The plot features yet another megalomaniac, but is somewhat reasonable in asserting that chaos could be brought to the world if his plan to sweep away Silicon Valley with a giant tidal wave were to succeed.
It's the actor behind this particular world-domination bent lunatic that makes the film so bananas.
Christopher Walken plays the dangerously loopy Max Zorin with a falsetto laugh, dyed blond hair, and camp mannerisms that verge on the psychopathic.
He is also tremendously sporting in observing the obligatory need to keep attempting to kill Bond off without ever seeing the job through properly.
A near relentless stream of action set-pieces thunder through a string of exotic locations, forming a mould that's been aped quite closely in structure by the more recent, if less satisfying, "The World is not Enough".

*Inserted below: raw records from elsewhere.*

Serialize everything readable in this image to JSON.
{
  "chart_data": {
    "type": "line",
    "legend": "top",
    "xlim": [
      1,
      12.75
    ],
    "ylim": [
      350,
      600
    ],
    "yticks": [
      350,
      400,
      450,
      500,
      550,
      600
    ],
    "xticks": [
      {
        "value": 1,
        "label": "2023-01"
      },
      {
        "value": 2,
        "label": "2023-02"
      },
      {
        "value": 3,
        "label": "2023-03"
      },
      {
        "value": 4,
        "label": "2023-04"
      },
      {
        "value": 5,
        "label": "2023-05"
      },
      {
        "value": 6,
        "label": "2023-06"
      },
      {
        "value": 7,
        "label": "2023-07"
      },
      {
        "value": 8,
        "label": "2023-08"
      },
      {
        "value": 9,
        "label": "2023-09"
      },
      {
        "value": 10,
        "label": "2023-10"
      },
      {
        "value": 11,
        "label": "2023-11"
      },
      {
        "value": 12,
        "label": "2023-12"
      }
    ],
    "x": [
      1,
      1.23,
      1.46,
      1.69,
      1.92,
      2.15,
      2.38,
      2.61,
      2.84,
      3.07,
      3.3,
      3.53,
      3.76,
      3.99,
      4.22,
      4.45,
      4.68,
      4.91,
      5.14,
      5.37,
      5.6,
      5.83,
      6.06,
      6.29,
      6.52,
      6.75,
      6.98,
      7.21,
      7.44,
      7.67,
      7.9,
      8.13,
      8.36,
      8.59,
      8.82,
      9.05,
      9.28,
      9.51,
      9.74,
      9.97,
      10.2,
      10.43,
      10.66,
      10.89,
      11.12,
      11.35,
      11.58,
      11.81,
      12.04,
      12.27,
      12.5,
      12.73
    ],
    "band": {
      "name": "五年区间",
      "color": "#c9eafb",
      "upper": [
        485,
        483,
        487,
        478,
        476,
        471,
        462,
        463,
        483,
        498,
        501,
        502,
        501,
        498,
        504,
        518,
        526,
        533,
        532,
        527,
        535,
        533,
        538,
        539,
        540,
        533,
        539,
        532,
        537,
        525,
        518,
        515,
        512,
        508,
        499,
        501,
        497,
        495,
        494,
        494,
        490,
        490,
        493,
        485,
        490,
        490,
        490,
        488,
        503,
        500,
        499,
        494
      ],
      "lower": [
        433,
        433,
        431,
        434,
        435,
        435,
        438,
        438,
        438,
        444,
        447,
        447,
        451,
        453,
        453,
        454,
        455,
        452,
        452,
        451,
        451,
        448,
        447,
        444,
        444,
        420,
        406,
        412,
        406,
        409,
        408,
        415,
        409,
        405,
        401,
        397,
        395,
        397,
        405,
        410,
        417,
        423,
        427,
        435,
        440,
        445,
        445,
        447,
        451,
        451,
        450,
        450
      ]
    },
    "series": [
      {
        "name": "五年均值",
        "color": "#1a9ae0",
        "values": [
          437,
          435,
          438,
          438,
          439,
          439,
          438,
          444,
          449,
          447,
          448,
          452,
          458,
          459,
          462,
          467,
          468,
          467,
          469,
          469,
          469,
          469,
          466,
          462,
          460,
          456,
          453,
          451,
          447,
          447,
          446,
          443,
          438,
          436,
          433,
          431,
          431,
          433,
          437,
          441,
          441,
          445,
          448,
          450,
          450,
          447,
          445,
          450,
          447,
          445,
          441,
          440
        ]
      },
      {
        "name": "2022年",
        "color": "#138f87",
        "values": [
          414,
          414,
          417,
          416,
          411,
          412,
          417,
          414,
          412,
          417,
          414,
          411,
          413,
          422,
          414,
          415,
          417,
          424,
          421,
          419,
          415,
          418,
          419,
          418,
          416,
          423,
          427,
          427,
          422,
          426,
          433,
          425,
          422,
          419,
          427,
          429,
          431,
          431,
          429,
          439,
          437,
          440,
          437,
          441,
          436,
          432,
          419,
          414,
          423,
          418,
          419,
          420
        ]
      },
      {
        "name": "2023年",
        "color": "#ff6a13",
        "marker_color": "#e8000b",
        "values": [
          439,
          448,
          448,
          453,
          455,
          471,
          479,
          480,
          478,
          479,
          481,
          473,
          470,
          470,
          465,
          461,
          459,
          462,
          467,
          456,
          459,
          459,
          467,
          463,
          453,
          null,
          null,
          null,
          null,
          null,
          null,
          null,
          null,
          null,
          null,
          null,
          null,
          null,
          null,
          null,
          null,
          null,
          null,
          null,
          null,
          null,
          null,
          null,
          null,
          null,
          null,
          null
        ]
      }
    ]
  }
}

Roger Moore breezes through each spectacular moment of devastation with such wry aplomb that it's hardly any wonder that Zorin's attempts to kill him off become so fevered and outlandish.
There's no denying that the stunts are impressive - just as the rear projection for Moore's close-ups somehow achieve a new height of incompetence.
What's interesting is that, as certain films in the Bond series have set specific benchmarks for tone, "A View to a Kill" is James Bond in comic book perfection.